Old man Josef Krady lives fence-to-fence with the house where Herta grew up, which is now inhabited by a teacher. He is 79 years old. It seems as if every Swabian left something with him, when they departed the village; you find in him all that is best and most admirable about the Germans.
 
He maintains the cemetery and distributes the final resting places. He spends time among the crosses, he cleans and polishes them, so that they look like new, even those over two hundred years old, dating back to the beginnings of Nitzkydorf, meaning the village of Nitzky, count Christoph von Nitzky. "I would move from here”, says the old man, otherwise lithe as a rookie and with a brilliant mind, “because I cannot take the loneliness”. He did not want to go along when his son left, saying that he had no other country and he wants to die here.
 
Old man Josef is not too hard on Herta Müller for what she wrote about the Germans.

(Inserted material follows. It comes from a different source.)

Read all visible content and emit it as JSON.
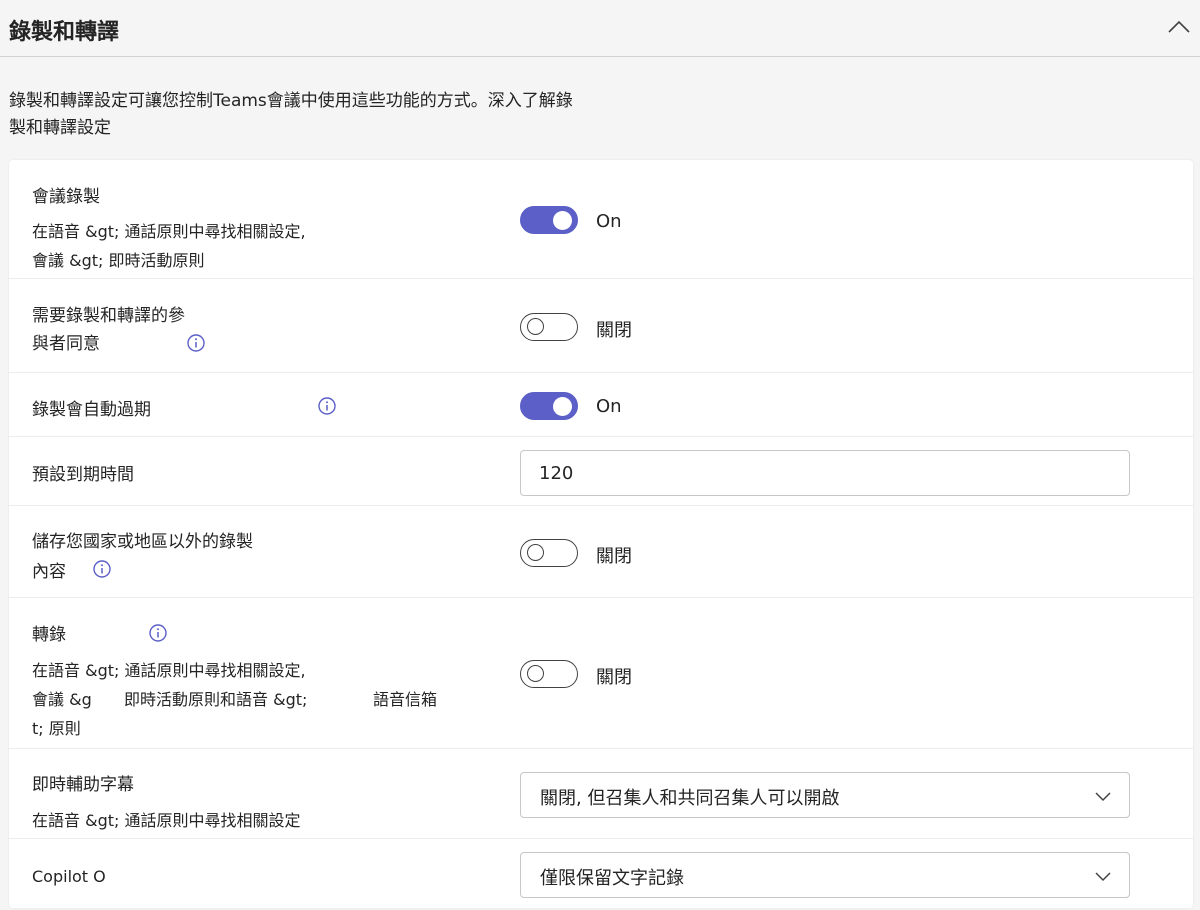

And he's mouth-loose and told the Romanians and Ukrainians who moved into the homes of the Swabians to their faces that they were stinky drunkards, primitives, even if the newcomers would beat him up, because neither they, nor the Germans, nor anyone else would like to be told the naked truth.
 
For old man Josef, a man with only four school classes, but German ones, the Nobel Prize for literature, if so much is said about it, can only be something important. He found out that it is given only to the great writers of the world, and he is proud that such a writer came from his village, even if the other Swabians in the village should feel offended. From Nitzkydorf, not from a village where people drink medicinal alcohol until they fall into the ditch. And that will not happen again for hundreds of years, because the Germans have gone and Nitzkydorf is no longer what it once was, the village of settlers who came with the teacher behind them and first of all built a school.

The Romanian original was published at  www.jurnalul.ro on October 12, 2009.